# logic and proof

• Jun 23rd 2007, 11:13 AM
TheRekz
logic and proof
What is wrong with this argument? Let S(x,y) b " x is shorter than y". Given the premise $\displaystyle \left( {\exists x} \right)$ S(s,Max), it follows that S(Max,Max). Then by existential generalization it follows that $\displaystyle \left( {\exists x} \right)$S(x,x), so that someone is shorter than himself.
• Jun 23rd 2007, 11:26 AM
topsquark
Quote:

Originally Posted by TheRekz
What is wrong with this argument? Let S(x,y) b " x is shorter than y". Given the premise $\displaystyle \left( {\exists x} \right)$ S(s,Max), it follows that S(Max,Max). Then by existential generalization it follows that $\displaystyle \left( {\exists x} \right)$S(x,x), so that someone is shorter than himself.

It only follows that S(x, Max) if there is such a y such that x < y for all s.
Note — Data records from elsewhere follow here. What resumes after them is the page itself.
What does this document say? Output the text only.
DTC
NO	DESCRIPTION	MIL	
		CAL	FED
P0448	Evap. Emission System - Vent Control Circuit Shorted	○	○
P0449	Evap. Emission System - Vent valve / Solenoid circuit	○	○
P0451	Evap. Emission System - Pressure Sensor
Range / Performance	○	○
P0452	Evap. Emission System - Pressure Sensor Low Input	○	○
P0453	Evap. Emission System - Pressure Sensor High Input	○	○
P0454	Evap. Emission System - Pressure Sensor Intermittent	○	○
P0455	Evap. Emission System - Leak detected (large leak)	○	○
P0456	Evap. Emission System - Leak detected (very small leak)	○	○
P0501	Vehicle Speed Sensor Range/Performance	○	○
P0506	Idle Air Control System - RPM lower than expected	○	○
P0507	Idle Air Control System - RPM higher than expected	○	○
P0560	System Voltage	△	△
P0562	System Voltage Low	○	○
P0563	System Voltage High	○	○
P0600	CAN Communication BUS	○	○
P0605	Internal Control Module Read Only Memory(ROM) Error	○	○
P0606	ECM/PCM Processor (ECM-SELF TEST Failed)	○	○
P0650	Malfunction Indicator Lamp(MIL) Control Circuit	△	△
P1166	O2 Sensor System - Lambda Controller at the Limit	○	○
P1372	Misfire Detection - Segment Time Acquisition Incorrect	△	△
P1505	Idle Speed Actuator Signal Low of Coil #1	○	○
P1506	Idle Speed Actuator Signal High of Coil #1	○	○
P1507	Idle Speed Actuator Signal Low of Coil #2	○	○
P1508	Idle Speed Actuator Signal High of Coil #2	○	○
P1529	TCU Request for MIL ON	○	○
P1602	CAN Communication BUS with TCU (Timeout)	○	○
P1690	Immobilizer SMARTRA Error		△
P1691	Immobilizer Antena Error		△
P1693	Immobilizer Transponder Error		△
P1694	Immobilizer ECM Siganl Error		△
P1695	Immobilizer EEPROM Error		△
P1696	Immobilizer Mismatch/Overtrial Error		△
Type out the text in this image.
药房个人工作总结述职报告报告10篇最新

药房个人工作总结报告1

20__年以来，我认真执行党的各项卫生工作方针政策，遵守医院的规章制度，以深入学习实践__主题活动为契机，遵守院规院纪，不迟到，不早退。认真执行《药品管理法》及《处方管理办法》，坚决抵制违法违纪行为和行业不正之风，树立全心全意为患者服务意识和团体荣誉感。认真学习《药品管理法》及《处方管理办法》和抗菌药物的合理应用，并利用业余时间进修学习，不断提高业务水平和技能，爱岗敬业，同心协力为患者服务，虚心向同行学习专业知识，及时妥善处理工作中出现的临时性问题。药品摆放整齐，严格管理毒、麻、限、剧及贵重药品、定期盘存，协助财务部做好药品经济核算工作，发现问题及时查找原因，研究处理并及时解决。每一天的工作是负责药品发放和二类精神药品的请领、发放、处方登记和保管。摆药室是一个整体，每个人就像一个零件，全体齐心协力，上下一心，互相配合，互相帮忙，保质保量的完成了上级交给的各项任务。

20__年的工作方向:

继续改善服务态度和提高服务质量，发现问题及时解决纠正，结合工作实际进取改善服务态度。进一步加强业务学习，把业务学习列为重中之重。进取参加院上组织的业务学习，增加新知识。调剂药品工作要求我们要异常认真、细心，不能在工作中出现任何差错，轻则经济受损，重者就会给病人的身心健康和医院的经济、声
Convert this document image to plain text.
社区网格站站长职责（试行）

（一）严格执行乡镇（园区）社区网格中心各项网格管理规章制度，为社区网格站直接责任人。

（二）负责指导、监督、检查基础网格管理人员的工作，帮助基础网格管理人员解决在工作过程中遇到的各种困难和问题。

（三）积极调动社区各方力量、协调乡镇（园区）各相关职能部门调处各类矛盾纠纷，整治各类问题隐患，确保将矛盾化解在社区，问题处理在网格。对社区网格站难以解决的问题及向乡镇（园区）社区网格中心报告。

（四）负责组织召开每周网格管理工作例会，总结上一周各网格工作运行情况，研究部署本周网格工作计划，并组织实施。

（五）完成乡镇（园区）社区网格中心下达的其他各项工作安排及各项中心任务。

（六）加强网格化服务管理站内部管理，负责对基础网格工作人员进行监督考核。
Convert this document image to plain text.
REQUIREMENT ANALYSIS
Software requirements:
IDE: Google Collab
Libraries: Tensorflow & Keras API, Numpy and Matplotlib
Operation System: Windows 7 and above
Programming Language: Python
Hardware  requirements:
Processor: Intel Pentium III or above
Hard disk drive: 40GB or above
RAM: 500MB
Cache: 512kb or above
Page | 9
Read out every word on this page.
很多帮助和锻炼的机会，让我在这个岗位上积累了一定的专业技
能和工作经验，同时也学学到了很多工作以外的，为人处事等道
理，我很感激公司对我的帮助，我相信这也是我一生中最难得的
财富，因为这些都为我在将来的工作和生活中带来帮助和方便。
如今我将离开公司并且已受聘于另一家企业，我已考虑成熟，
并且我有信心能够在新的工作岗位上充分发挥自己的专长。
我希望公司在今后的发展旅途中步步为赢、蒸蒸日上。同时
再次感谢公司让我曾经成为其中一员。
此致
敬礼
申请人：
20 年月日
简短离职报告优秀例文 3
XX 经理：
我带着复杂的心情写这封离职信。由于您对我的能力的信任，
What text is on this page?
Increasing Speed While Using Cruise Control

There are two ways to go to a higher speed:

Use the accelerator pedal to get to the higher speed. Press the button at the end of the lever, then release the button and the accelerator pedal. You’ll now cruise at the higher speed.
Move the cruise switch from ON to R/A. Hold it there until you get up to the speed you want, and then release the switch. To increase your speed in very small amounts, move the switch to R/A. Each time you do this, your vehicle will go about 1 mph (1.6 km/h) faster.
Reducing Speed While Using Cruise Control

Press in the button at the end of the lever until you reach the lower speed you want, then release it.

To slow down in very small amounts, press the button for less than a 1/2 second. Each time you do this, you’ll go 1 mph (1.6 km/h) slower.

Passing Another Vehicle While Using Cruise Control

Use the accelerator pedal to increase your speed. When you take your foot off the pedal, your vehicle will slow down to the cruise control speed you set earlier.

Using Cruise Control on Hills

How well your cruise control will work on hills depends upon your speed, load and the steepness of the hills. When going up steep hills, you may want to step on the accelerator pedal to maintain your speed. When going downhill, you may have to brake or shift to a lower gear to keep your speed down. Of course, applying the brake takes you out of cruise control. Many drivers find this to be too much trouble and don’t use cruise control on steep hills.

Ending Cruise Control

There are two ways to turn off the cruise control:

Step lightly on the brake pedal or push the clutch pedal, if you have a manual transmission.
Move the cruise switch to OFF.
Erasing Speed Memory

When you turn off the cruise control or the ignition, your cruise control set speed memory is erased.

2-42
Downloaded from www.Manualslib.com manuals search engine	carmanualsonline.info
This value of y need not exist.

As an example, let the universe of discourse be the set $\displaystyle \{ 1 - n^{-1}| n \in \mathbb{Z}^+ \}$. No Max exists such that S(x, Max) for all x.

-Dan
• Jun 23rd 2007, 11:35 AM
TheRekz
I don't really get your explanation, could you try to explain it a bit more or maybe more examples. Sorry! :(

I don't get the example that you give me, but I understand that in order of S(x,y) to be valid, x has to be less than y and here x = y, so it can't happen right? Am I explaining it the right way? I also don't understand by the domain that you give me. Is that for all x and y?

Is this a type of fallacy?
• Jun 23rd 2007, 11:44 AM
CaptainBlack
Quote:

Originally Posted by TheRekz
What is wrong with this argument? Let S(x,y) b " x is shorter than y". Given the premise $\displaystyle \left( {\exists x} \right)$ S(s,Max), it follows that S(Max,Max). Then by existential generalization it follows that $\displaystyle \left( {\exists x} \right)$S(x,x), so that someone is shorter than himself.

RonL
• Jun 23rd 2007, 12:09 PM
Plato
Quote:

Originally Posted by TheRekz
Is this a type of fallacy?

Yes the fallacy occurred in your first use of existential instantiation.
The basic rule for EI is: $\displaystyle \frac{{\left( {\exists x} \right)\phi (x)}}{{\phi (v)}}$ where v is an individual constant having no prior occurrence in the context.
• Jun 23rd 2007, 12:17 PM
TheRekz
so what type of fallacy is this? it it the affirming the conclusion?
• Jun 23rd 2007, 12:30 PM
Plato
Quote:

Originally Posted by TheRekz
so what type of fallacy is this? it it the affirming the conclusion?

I have no idea what name your instructor/textbook would give to that fallacy. It is just a violation of the instantiation rules.